Matt Rourke / AP Photo

Solar panels: Could they help PECO meet renewable energy requirements if they were installed across North Philadelphia?

Solar power advocates are urging southeastern Pennsylvania’s biggest utility to boost its use of solar-generated electricity by buying from potential installations on the rooftops of North Philadelphia.
About 40 supporters of the Earth Quaker Action Team (EQAT) gathered in the lobby of PECO’s Philadelphia headquarters on Wednesday to urge officials to support one of the city’s poorest areas by agreeing to purchase any solar power generated there.
The group wants to install solar panels on public buildings like churches, community centers and schools, as well as private homes, and predicts that investors will come forward for such projects if PECO shows that there is demand for the power.
“We think that if PECO provides the demand, then the other pieces of the puzzle are really in place,” said Greg Holt, a member of the Quaker group.
If PECO met a Public Utility Commission requirement to increase its purchase of solar power this year by 0.1 percent, and did so from North Philadelphia rooftops, it would create at least 70 jobs in a section that has some of the city’s highest rates of poverty and crime, EQAT said.
PECO spokesman Ben Armstrong said the utility is open to buying solar power from North Philadelphia but is legally required to buy competitively priced electricity, and is unaware of any active solar-power generating program in North Philadelphia.
“Right now we’re not aware of any solar power that is actually available from North Philadelphia but if there is, we’d be interested in understanding about it,” Armstrong said.
“We’ve been looking at what the Earth Quaker Action Team has requested of PECO and we know that we don’t have the ability to fulfill,” he said. “They are looking for us to purchase electricity that’s generated from solar panels in North Philadelphia and we don’t know that that’s available or whether it would be at the lowest possible price,” Armstrong said. He said that about 60% of PECO’s solar power is generated in Pennsylvania.
Eileen Flanagan, board chair of the Quaker group, told the rally that the proposal to generate commercial quantities of solar power in North Philadelphia would address the need to combat climate change while addressing concerns about racial justice and economic inequality.
Hurricane Katrina in 2005 showed that the poor, and people of color, can be more vulnerable to climate change than other sectors of the population, Flanagan said.
“We are all in this together the way we are all in the Titanic together,” she told the supporters, some dressed in green T-shirts. “Some of us have access to lifeboats but we are still on a ship that’s headed for an iceberg.”
Deployment of solar energy like that proposed for North Philadelphia increases the use of renewable fuels while creating jobs and helping to cut economic inequality, especially for the neighborhood’s African American population, she said.
If rooftop solar panels were installed throughout the Philadelphia region, they could supply 20% of total electricity demand, and would create at least 4,000 local jobs, EQAT said, citing estimates from the American Council for an Energy-Efficient Economy and the National Renewable Energy Laboratory.

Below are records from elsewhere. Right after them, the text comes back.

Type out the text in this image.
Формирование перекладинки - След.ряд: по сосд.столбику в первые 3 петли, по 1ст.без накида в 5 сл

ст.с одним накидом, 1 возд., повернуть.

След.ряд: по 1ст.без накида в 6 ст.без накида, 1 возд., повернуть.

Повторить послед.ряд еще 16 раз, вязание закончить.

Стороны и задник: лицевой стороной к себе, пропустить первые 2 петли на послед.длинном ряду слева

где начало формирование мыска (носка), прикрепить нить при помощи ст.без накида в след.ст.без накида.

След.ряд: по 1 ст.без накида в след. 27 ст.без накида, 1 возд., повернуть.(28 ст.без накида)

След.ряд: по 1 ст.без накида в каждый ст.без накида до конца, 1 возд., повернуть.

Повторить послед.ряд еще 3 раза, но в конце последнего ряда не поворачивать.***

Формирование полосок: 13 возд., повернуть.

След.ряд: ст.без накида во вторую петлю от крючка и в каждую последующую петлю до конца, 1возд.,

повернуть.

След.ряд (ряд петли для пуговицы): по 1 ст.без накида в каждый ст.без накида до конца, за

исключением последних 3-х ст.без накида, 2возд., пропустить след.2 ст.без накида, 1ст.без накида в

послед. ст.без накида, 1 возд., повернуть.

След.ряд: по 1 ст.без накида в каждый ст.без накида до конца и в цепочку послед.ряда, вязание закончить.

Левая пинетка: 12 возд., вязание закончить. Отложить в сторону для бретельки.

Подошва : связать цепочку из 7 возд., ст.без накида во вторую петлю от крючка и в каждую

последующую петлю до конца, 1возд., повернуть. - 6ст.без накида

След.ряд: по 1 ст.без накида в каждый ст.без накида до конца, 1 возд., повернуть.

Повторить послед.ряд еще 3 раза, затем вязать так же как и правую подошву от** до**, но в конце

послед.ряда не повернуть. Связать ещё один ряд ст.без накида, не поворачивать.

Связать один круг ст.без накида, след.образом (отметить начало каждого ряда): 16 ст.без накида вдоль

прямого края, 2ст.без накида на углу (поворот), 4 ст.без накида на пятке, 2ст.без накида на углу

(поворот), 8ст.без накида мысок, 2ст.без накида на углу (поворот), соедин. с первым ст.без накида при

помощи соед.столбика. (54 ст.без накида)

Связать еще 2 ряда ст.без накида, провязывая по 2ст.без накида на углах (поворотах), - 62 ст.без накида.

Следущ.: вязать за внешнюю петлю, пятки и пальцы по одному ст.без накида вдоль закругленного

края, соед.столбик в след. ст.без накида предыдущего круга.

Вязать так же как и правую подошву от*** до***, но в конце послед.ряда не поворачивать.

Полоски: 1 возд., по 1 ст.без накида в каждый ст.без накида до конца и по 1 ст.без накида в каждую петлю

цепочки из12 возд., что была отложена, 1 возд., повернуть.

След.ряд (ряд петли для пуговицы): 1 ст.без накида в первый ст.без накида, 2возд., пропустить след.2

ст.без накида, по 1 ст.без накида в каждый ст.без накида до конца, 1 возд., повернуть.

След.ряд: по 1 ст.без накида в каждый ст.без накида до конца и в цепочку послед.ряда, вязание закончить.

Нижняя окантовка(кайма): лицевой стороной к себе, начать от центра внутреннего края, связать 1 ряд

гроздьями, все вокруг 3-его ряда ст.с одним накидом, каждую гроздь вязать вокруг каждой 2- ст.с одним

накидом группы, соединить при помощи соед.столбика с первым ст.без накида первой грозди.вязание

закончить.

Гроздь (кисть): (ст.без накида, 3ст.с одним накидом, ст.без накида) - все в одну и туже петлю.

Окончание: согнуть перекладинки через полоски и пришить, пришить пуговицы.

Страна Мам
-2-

The group said PECO could meet the PUC’s requirement to increase its purchase of solar power this year by 15.9 million kilowatt hours if it drew power from 32.8 acres of solar panels.
In the context of North Philadelphia, the proposed area of solar panels would, if combined, occupy an area about a quarter the size of Temple University’s campus, although the panels would be spread across suitable rooftops, EQAT said.
According to a recent estimate by Penn Environment, solar panels on around 100 acres of usable rooftop space on Philadelphia public schools would generate more than a third of the school district’s annual electricity needs, creating 750 installation jobs for a year, and saving $13 million on utility bills.